The alleged ringleader of a multi-million dollar bitcoin money laundering scheme, Ian Freeman, is getting out of jail after Federal Judge Joseph LaPlante granted him released on conditions.

Freeman, 40, is charged with several federal felonies along with other members of his liberation activist circle based in Keene. He had been held without bail after prosecutors in the case called him a danger to the community and a flight risk.

LaPlante agreed to release Freeman this week on condition that he post a $200,000 bond, and that he stay off social media, among other conditions. Freeman's computers and internet use will be monitored during his pre-trial release. He’s also to refrain from drugs and alcohol, and not possess any firearms.

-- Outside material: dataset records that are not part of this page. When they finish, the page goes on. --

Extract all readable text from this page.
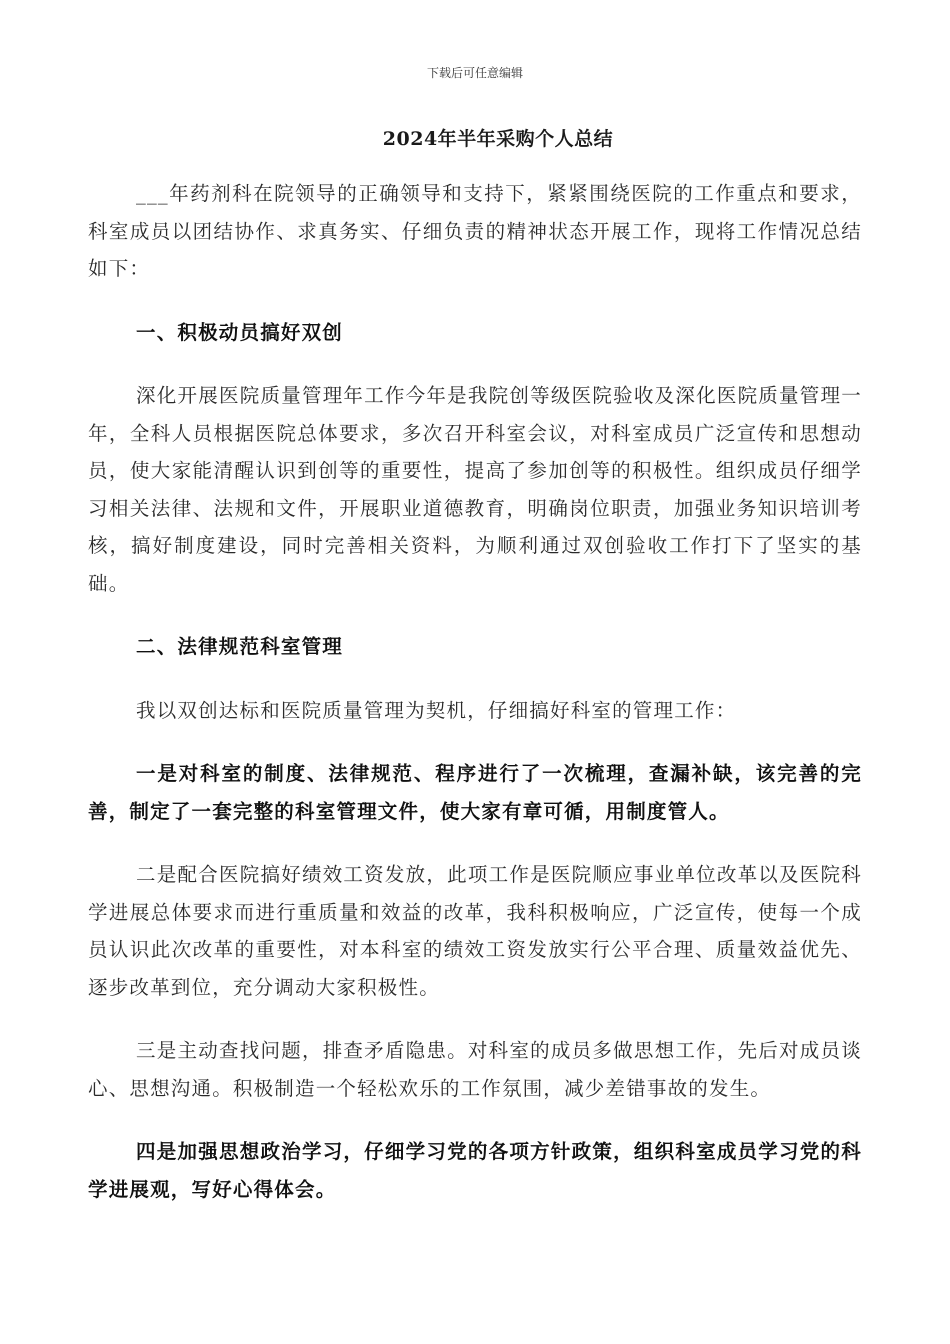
下载后可任意编辑
2024年半年采购个人总结

___年药剂科在院领导的正确领导和支持下，紧紧围绕医院的工作重点和要求，科室成员以团结协作、求真务实、仔细负责的精神状态开展工作，现将工作情况总结如下：

一、积极动员搞好双创

深化开展医院质量管理年工作今年是我院创等级医院验收及深化医院质量管理一年，全科人员根据医院总体要求，多次召开科室会议，对科室成员广泛宣传和思想动员，使大家能清醒认识到创等的重要性，提高了参加创等的积极性。组织成员仔细学习相关法律、法规和文件，开展职业道德教育，明确岗位职责，加强业务知识培训考核，搞好制度建设，同时完善相关资料，为顺利通过双创验收工作打下了坚实的基础。

二、法律规范科室管理

我以双创达标和医院质量管理为契机，仔细搞好科室的管理工作：

一是对科室的制度、法律规范、程序进行了一次梳理，查漏补缺，该完善的完善，制定了一套完整的科室管理文件，使大家有章可循，用制度管人。

二是配合医院搞好绩效工资发放，此项工作是医院顺应事业单位改革以及医院科学进展总体要求而进行重质量和效益的改革，我科积极响应，广泛宣传，使每一个成员认识此次改革的重要性，对本科室的绩效工资发放实行公平合理、质量效益优先、逐步改革到位，充分调动大家积极性。

三是主动查找问题，排查矛盾隐患。对科室的成员多做思想工作，先后对成员谈心、思想沟通。积极制造一个轻松欢乐的工作氛围，减少差错事故的发生。

四是加强思想政治学习，仔细学习党的各项方针政策，组织科室成员学习党的科学进展观，写好心得体会。
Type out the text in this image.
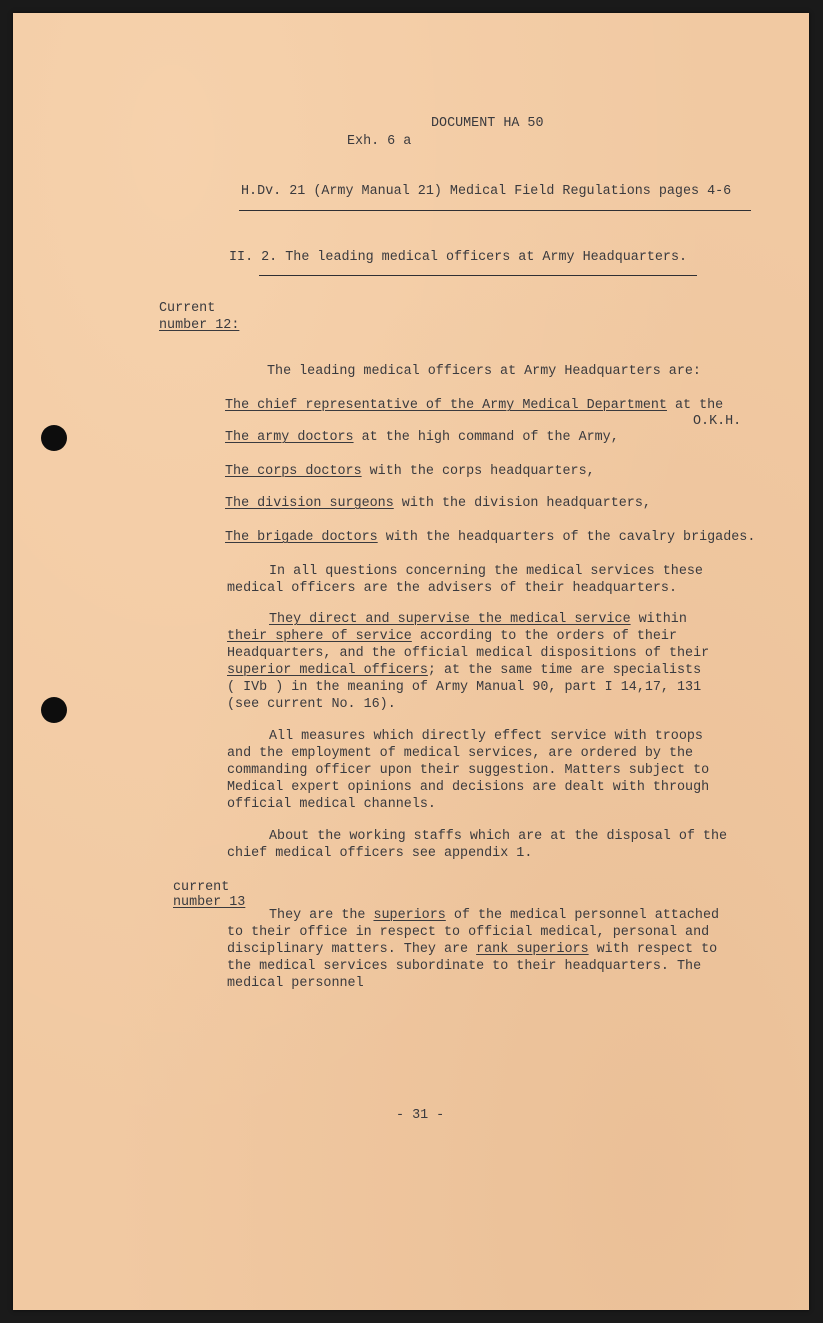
DOCUMENT HA 50

Exh. 6 a

H.Dv. 21 (Army Manual 21) Medical Field Regulations pages 4-6

II. 2. The leading medical officers at Army Headquarters.

Current

number 12:

The leading medical officers at Army Headquarters are:

The chief representative of the Army Medical Department at the

O.K.H.

The army doctors at the high command of the Army,

The corps doctors with the corps headquarters,

The division surgeons with the division headquarters,

The brigade doctors with the headquarters of the cavalry brigades.

In all questions concerning the medical services these

medical officers are the advisers of their headquarters.

They direct and supervise the medical service within

their sphere of service according to the orders of their

Headquarters, and the official medical dispositions of their

superior medical officers; at the same time are specialists

( IVb ) in the meaning of Army Manual 90, part I 14,17, 131

(see current No. 16).

All measures which directly effect service with troops

and the employment of medical services, are ordered by the

commanding officer upon their suggestion. Matters subject to

Medical expert opinions and decisions are dealt with through

official medical channels.

About the working staffs which are at the disposal of the

chief medical officers see appendix 1.

current

number 13

They are the superiors of the medical personnel attached

to their office in respect to official medical, personal and

disciplinary matters. They are rank superiors with respect to

the medical services subordinate to their headquarters. The

medical personnel

- 31 -
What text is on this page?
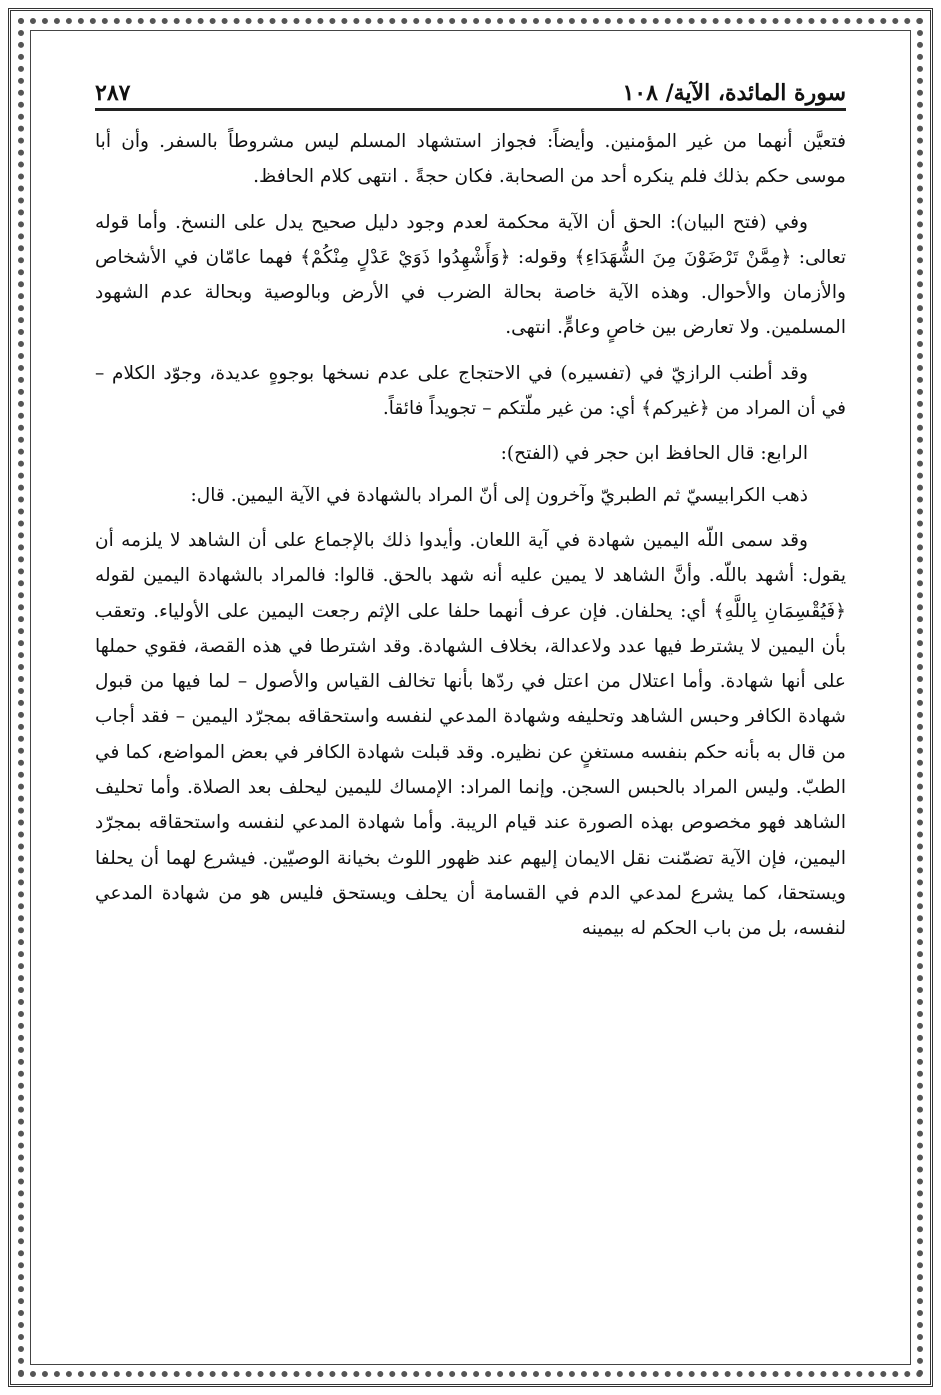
٢٨٧	سورة المائدة، الآية/ ١٠٨

فتعيَّن أنهما من غير المؤمنين. وأيضاً: فجواز استشهاد المسلم ليس مشروطاً بالسفر. وأن أبا موسى حكم بذلك فلم ينكره أحد من الصحابة. فكان حجةً . انتهى كلام الحافظ.

وفي (فتح البيان): الحق أن الآية محكمة لعدم وجود دليل صحيح يدل على النسخ. وأما قوله تعالى: ﴿مِمَّنْ تَرْضَوْنَ مِنَ الشُّهَدَاءِ﴾ وقوله: ﴿وَأَشْهِدُوا ذَوَيْ عَدْلٍ مِنْكُمْ﴾ فهما عامّان في الأشخاص والأزمان والأحوال. وهذه الآية خاصة بحالة الضرب في الأرض وبالوصية وبحالة عدم الشهود المسلمين. ولا تعارض بين خاصٍ وعامٍّ. انتهى.

وقد أطنب الرازيّ في (تفسيره) في الاحتجاج على عدم نسخها بوجوهٍ عديدة، وجوّد الكلام – في أن المراد من ﴿غيركم﴾ أي: من غير ملّتكم – تجويداً فائقاً.

الرابع: قال الحافظ ابن حجر في (الفتح):

ذهب الكرابيسيّ ثم الطبريّ وآخرون إلى أنّ المراد بالشهادة في الآية اليمين. قال:

وقد سمى اللّه اليمين شهادة في آية اللعان. وأيدوا ذلك بالإجماع على أن الشاهد لا يلزمه أن يقول: أشهد باللّه. وأنَّ الشاهد لا يمين عليه أنه شهد بالحق. قالوا: فالمراد بالشهادة اليمين لقوله ﴿فَيُقْسِمَانِ بِاللَّهِ﴾ أي: يحلفان. فإن عرف أنهما حلفا على الإثم رجعت اليمين على الأولياء. وتعقب بأن اليمين لا يشترط فيها عدد ولاعدالة، بخلاف الشهادة. وقد اشترطا في هذه القصة، فقوي حملها على أنها شهادة. وأما اعتلال من اعتل في ردّها بأنها تخالف القياس والأصول – لما فيها من قبول شهادة الكافر وحبس الشاهد وتحليفه وشهادة المدعي لنفسه واستحقاقه بمجرّد اليمين – فقد أجاب من قال به بأنه حكم بنفسه مستغنٍ عن نظيره. وقد قبلت شهادة الكافر في بعض المواضع، كما في الطبّ. وليس المراد بالحبس السجن. وإنما المراد: الإمساك لليمين ليحلف بعد الصلاة. وأما تحليف الشاهد فهو مخصوص بهذه الصورة عند قيام الريبة. وأما شهادة المدعي لنفسه واستحقاقه بمجرّد اليمين، فإن الآية تضمّنت نقل الايمان إليهم عند ظهور اللوث بخيانة الوصيّين. فيشرع لهما أن يحلفا ويستحقا، كما يشرع لمدعي الدم في القسامة أن يحلف ويستحق فليس هو من شهادة المدعي لنفسه، بل من باب الحكم له بيمينه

Freeman, Colleen Fordham, 60, of Alstead, Renee Spinella, 23, of Derry, Andrew Spinella, 35, of Derry, Nobody, 52, formerly Rich Paul, of Keene, and Aria DiMezzo, 34, of Keene were all taken into custody during March raids on Freeman’s businesses in Keene and other locations. Only Nobody remains in custody, as he has waived his right to a bench trial.

Part of the alleged scheme had Freeman taking money from the victims of scams, which he converted into bitcoin for the perpetrators to take, according to prosecutors. Bitcoin and other cryptocurrencies and difficult for law enforcement to trace.

Freeman was known to charge a higher transaction fee than other, legitimate bitcoin sellers, and he did not keep proper records that would allow federal agents and banks to identify his customers, according to prosecutors.

He allegedly hid his transactions as donations through his various churches, and had contracts with other people to operate churches and church bank accounts on his behalf, in order to get around bank security, according to prosecutors. Freeman had denied wrong doing in the case.